Allow me to highlight and add notes as I read the papers. (as implemented in the Kindle. You obviously need to buy a Kindle on Google’s dime as research). Then use common highlights as an indicator of important parts of the paper. (Again, as implemented by the Kindle. If they’ve patented that you may have to license.)
Rollover text for referenced papers should include the most critical snippet of the abstract.
“Most critical” snippet will change if I have selected a word or phrase in the currently open paper. Then the rollover text of referenced papers will include snippets which include the selected word/phrase (if it exists).
Make it happen Dave! Shouldn’t take more than a few weeks.
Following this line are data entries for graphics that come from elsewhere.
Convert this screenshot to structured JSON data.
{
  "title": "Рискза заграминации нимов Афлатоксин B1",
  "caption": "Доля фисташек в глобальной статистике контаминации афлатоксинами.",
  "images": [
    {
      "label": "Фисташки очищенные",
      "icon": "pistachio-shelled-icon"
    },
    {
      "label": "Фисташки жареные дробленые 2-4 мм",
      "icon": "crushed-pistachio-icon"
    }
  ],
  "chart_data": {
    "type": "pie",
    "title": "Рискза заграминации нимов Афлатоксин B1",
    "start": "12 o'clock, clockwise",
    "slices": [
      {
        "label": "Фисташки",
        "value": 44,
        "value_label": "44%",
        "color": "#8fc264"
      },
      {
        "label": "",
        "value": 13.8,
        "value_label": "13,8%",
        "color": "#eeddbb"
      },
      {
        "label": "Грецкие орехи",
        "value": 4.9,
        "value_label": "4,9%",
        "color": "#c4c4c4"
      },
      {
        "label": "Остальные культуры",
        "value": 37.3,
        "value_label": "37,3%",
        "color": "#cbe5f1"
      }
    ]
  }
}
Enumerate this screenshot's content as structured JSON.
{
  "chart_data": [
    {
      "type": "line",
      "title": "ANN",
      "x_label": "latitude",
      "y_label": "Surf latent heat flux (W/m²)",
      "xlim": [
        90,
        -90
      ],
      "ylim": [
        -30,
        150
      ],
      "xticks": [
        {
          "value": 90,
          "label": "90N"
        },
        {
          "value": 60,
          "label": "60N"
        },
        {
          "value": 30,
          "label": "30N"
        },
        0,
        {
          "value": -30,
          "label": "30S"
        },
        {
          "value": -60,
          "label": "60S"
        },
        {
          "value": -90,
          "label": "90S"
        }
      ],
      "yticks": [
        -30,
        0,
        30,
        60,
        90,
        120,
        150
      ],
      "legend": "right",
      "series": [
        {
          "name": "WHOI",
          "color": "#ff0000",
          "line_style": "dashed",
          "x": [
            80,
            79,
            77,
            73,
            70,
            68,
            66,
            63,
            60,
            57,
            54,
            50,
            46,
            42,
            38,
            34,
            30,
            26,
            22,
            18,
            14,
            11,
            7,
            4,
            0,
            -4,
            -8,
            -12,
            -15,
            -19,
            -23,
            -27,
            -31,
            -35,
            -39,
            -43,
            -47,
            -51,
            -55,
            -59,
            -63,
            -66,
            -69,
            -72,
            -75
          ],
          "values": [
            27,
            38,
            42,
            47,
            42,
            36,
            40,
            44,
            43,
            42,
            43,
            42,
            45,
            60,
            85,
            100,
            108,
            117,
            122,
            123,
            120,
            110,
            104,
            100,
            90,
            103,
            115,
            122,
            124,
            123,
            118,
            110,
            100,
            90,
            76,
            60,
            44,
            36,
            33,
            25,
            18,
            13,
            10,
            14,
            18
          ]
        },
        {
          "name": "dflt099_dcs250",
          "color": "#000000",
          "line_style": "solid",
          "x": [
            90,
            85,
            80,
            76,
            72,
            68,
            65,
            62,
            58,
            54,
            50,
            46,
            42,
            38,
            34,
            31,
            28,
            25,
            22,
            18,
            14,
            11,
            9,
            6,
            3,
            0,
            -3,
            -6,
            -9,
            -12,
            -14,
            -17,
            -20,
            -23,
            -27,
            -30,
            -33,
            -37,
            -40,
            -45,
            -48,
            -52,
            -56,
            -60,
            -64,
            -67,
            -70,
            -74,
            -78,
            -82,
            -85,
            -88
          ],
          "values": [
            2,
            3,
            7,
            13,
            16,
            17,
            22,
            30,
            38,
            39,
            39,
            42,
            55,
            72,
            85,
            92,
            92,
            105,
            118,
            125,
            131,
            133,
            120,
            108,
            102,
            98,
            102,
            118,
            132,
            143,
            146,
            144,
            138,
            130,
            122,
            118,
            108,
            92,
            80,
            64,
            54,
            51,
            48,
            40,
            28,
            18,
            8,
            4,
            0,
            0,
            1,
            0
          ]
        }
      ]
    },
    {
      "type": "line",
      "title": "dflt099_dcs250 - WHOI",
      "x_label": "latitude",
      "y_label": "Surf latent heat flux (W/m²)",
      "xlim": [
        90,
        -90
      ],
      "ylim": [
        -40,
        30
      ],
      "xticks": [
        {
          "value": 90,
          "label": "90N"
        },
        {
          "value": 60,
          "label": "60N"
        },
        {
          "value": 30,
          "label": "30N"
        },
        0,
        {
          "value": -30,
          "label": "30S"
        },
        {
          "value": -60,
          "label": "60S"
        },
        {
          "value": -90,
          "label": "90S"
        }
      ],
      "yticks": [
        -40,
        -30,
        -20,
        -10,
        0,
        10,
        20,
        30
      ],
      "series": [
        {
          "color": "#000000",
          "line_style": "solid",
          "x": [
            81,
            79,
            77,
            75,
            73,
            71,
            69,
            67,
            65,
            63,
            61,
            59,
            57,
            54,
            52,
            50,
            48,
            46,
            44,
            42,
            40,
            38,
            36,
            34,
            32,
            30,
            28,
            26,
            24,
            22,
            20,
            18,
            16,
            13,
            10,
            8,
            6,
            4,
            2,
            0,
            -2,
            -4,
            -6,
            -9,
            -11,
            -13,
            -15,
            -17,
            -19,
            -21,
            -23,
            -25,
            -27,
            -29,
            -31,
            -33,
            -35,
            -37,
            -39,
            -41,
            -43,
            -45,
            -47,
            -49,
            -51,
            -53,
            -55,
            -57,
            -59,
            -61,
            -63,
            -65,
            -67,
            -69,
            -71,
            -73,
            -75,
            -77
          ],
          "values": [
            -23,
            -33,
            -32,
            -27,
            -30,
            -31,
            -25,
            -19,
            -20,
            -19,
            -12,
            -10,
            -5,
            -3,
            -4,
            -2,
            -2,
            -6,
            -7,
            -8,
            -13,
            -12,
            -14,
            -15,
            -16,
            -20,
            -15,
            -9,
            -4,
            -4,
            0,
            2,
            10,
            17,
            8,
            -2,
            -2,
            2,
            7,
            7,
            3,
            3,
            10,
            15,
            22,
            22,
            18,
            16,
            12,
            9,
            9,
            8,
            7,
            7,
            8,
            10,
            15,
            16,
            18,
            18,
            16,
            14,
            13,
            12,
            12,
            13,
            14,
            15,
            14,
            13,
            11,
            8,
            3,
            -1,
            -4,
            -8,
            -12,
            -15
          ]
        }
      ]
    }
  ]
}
Oh, and what is Google planning on using their new quantum computers for? That is, what is the coolest new task they want to accomplish with it?
I sometimes use cite[Theorem~X]{PaperZ} or cite[pp.~X–Y]{PaperZ}, which does give valuable hints (I believe). it might be possible to create hooks based on this information. The main problem is that often I don’t give precise references. Of course it’s not always possible to pinpoint a single page or a theorem but even if it is I sometimes don’t bother. I guess it may be because the document still compiles (and/or gets accepted) without these precise references(?)
It’s an interesting idea I suppose, and I suppose also that it’d be pretty trivial to at least specify some more direct mapping in LaTeX and then encoding that into the output in some fashion. That is to say, perhaps the encoding could be a link to a authorized “Segment” website, that will open the relevant part of the document specified by some globally unique identifier (DOI?). What may be preferrable, though, is for it to link to actual PDF’s or entries in our relevant bibtex libraries; which may be possible if you were to, say, use a custom URI (ref://doi..?pg=2), and then JabRef or whoever could register for the handling of that. Note, though, that there’d be issues with different versions of a paper having the same identifier (i.e. updates).
I do, though, somewhat wonder how neccessary it is.
Programs tend to have significantly more unfamiliar terms; for example a lot of papers talk about Grovers algorithm, and you wouldn’t want to keep seeing specific links back to the paper about that; you’d maybe like a quick review the first few times you encounter it. So, then, I suggest that perhaps just a much better search, in existing reference managing software, is appropriate.
I do agree, though, that perhaps the world needs some awesome reference management tool on par with vim for programming 🙂 (that is to say, a plugin for vim 🙂
Why not a social network? Or a “smart paper citation network”? Just add some social elements and it sounds like a great startup idea! Every paper has a profile, users manage their papers, easy citations into other papers, etc. You could make tools to more easily create papers and cite papers. I’ve wanted a web/cloud based Latex solution for the longest time (LaTeX is the only thing besides strait up coding I need to do on a personal machine).
As a long time user of Eclipse….that is an excellent idea!
@Chris
Either ScribTeX or LaTeXlab might be what you’re looking for.